It's tough breaking things off with someone. In fact, it’s so tough that most guys have absolutely no idea how to do it. Instead of being upfront, they "fade out." He’ll take a long time to respond to texts, until finally, he’ll just stop responding. Or he’ll say he’s always busy. Or something else entirely.
There's a bunch of nondirect ways to slowly ghost someone or to indirectly state, "I’m not looking for something as serious as you are right now." Sometimes though, it’s difficult to tell if he’s actually busy or trying to slow down the pace of the relationship.
So here are some ways to tell that he’s not on the same page as you are regarding commitment...
1. He never initiates the "I miss you" or "I really like you"
It's really, really difficult to not reciprocate when someone says they really like you. So the vast majority of the time, if you say something to his face, like "I really like you," he’s just going to say it back. You put him in this precarious position where the only way to be truthful if he doesn’t like you is to be blatant and hurtful in his response. So odds are, he’s just going to say it, even if he doesn’t mean it.
So a way to see if he really likes you, and in more than a casual way, is to see if after you say it once, he then says it some other time, without being prompted. If you’re always the first one saying how much you miss him, like him, and love spending time with him, that isn’t a great sign. Both you and he should be saying it.
2. He’s not initiating the hangout sessions
Just like reason one, this reason also has to do with who is initiating. If he’s never trying to hang out or invite you out to places, then he’s not looking for something more serious. Usually, it’s relatively split between who sends out the hangout invitation.
3. He’s not introducing you to his friends
When you like someone, and you think it may lead somewhere serious, you introduce the new guy you have a crush on to your friends. Everyone does this. Everyone wants to know what their friends think of the new guy they just started dating. So if he’s not doing this, it’s a big red flag.
4. He only gives you booty calls
So if the one time he does initiate something is at 2am on Friday night, especially after a week of rejecting your invites out because he was "too busy," then it’s clear what he wants from you, and where you two stand.
5. You’re not hanging out in public
Do all of your dates consist of staying in bed, having sex, and watching TV? Then that’s probably all he’s looking for.

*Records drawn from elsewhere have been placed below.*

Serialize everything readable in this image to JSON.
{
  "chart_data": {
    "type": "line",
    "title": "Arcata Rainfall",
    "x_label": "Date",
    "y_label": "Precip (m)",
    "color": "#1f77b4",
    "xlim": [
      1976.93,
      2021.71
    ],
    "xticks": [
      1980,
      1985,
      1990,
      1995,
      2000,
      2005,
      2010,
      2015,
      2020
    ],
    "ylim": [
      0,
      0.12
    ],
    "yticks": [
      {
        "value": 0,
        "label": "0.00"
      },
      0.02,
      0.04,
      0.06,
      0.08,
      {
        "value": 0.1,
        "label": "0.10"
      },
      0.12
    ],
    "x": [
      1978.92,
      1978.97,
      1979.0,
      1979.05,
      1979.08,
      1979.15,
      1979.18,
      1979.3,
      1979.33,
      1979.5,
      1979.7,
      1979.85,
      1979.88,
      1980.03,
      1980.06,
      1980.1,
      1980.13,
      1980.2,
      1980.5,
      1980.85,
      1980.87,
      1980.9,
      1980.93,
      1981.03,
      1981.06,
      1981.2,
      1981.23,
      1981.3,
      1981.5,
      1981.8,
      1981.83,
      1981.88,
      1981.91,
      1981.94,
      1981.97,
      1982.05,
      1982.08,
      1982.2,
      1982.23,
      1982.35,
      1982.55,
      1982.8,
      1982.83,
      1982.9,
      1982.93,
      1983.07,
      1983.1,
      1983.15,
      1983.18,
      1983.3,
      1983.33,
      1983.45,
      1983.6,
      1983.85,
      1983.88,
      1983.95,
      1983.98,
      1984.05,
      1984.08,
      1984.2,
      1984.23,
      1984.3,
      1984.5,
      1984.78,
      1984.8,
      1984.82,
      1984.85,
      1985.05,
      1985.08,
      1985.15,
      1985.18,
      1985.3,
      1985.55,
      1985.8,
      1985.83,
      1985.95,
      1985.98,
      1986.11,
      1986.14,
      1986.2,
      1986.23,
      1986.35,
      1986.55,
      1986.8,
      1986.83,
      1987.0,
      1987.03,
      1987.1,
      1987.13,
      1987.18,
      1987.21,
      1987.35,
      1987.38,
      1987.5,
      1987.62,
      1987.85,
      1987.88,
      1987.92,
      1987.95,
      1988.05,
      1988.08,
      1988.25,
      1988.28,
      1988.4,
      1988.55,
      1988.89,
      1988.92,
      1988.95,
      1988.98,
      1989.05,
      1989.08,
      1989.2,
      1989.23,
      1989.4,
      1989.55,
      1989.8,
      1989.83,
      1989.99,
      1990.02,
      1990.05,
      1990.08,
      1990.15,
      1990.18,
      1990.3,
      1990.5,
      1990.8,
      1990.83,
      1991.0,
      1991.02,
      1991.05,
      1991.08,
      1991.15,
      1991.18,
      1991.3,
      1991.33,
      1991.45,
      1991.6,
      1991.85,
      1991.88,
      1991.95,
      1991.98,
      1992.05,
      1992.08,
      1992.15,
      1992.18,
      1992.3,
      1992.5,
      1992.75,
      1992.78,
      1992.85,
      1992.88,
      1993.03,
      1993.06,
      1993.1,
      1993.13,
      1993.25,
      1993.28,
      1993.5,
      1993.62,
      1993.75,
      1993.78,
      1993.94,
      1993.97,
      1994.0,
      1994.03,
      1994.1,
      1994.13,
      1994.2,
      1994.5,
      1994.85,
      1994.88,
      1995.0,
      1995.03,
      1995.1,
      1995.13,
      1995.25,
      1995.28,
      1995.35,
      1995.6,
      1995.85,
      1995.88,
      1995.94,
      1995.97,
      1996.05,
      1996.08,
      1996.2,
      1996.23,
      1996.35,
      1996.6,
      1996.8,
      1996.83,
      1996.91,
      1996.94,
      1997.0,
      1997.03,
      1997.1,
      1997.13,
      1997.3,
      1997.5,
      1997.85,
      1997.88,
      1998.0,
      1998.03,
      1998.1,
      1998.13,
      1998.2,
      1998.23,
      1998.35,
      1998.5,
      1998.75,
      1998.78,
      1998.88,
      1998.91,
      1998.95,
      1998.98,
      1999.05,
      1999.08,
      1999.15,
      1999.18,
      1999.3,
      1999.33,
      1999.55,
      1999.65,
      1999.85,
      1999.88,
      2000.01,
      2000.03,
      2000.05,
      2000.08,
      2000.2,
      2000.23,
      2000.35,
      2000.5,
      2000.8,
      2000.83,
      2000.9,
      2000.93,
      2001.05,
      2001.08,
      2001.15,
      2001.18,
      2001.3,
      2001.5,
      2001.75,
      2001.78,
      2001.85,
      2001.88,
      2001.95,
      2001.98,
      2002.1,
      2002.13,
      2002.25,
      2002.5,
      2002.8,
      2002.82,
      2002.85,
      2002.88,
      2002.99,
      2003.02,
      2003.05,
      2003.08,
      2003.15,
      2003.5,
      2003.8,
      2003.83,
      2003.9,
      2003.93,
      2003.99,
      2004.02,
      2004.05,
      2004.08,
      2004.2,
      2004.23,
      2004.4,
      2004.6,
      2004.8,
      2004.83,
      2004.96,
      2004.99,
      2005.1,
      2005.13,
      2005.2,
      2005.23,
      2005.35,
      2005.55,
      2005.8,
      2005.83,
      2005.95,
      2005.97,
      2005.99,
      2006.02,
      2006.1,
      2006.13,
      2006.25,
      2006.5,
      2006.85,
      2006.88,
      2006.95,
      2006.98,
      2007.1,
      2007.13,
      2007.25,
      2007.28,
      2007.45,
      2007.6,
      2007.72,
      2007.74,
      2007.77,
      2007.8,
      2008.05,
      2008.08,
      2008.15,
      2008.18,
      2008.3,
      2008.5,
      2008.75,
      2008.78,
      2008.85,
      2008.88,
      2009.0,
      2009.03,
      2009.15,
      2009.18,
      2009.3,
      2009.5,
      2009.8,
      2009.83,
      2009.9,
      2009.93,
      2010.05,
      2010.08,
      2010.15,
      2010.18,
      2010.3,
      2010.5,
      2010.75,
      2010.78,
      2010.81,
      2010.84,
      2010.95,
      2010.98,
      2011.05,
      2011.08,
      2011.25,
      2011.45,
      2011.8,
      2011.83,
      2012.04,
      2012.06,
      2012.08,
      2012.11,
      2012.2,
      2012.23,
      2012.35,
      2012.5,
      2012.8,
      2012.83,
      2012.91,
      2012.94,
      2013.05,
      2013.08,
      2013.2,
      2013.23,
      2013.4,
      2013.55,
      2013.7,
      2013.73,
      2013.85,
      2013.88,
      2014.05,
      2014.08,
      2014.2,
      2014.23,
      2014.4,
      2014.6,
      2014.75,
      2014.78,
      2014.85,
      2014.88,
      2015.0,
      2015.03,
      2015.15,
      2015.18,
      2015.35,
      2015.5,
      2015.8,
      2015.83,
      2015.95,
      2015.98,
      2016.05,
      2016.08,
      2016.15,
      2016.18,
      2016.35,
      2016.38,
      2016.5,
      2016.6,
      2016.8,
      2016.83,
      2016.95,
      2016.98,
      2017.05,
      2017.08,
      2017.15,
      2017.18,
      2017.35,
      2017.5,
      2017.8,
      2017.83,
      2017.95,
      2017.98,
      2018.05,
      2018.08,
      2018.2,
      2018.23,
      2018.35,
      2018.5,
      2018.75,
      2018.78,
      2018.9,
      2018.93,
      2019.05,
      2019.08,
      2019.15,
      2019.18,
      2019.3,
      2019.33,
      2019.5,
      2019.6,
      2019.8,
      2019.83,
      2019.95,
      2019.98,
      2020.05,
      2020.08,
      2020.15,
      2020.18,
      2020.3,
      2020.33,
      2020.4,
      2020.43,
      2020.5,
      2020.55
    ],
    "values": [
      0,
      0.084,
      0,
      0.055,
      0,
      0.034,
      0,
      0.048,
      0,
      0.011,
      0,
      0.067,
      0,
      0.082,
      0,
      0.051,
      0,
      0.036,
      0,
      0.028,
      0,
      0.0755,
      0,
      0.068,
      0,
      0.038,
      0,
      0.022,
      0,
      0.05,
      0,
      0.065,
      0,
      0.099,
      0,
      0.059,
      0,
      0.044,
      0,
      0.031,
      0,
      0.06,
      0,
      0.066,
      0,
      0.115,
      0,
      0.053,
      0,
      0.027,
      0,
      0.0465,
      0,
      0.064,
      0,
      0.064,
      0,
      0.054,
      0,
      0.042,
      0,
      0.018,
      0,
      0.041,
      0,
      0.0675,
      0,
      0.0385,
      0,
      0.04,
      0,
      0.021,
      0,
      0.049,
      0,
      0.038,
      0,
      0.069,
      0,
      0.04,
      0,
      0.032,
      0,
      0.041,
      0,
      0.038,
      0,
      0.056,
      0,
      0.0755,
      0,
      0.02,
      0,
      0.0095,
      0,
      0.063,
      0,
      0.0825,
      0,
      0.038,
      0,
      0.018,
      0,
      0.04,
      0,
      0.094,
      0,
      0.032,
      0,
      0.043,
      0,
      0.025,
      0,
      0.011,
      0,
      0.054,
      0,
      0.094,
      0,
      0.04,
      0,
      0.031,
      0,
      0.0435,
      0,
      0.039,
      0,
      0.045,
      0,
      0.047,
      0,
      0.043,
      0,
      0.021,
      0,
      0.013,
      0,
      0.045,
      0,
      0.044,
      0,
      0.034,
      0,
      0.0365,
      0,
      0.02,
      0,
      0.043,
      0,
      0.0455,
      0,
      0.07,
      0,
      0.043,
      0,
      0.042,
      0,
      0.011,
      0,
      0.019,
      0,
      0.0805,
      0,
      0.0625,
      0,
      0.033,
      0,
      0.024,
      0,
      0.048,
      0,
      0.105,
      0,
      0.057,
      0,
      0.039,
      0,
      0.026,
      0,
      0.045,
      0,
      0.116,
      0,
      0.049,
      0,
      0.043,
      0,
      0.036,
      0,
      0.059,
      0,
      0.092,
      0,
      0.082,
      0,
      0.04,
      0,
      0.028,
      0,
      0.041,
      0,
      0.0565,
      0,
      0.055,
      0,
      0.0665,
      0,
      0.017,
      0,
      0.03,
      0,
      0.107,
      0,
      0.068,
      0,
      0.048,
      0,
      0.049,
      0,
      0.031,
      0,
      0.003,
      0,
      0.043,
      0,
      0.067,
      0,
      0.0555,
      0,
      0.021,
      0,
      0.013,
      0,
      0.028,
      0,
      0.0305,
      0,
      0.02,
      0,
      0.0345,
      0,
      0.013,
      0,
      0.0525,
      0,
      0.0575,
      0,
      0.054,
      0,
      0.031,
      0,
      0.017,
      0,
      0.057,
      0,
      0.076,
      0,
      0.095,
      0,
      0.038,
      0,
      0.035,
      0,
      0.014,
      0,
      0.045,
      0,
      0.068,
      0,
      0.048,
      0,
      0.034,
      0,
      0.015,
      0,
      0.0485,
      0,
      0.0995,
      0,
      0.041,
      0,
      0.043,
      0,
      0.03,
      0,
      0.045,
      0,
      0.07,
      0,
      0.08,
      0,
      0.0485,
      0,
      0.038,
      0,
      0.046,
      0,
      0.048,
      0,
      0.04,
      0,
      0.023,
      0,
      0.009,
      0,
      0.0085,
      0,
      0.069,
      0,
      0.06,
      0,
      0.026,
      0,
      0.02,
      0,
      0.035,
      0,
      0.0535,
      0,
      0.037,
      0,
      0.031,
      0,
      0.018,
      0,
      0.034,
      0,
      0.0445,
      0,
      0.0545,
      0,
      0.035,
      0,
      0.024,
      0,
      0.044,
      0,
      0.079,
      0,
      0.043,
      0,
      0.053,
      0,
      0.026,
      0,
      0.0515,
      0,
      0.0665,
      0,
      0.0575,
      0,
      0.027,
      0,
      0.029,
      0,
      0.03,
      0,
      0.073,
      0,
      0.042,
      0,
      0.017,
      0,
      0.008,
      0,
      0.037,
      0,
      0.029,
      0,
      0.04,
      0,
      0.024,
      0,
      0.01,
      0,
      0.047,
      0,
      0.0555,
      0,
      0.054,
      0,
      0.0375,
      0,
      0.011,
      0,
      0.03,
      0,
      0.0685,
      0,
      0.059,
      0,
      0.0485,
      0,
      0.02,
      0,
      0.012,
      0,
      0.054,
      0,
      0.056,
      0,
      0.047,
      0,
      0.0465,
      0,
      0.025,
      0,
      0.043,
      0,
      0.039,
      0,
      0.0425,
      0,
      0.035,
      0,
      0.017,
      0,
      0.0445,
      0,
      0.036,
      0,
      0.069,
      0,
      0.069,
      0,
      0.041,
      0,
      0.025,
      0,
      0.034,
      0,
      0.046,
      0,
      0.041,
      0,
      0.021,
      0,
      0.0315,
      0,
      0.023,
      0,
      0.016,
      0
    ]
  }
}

Of course, there’s nothing wrong with this, but just make sure that you’re on the same page as he is. Because odds are, he doesn’t want a more serious relationship.
6. There's no planning ahead
You: "Let’s plan a beach day next week! It’s supposed to be nice out then."
Him: "I’ll have to wait and see what my schedule is next week, but that could be fun!"
That would be a nice example of polite deflecting. In fact, you may take this as positive affirmation that he wants to go, but that’s not what what’s happening. He didn’t commit with a yes. He simply said it will be fun, and he’ll have to "look at his schedule." Now he may just be busy, but if he doesn’t get back to you with dates to hangout, and you have to keep reminding him, then it’s clear he doesn’t want to plan that far ahead with you.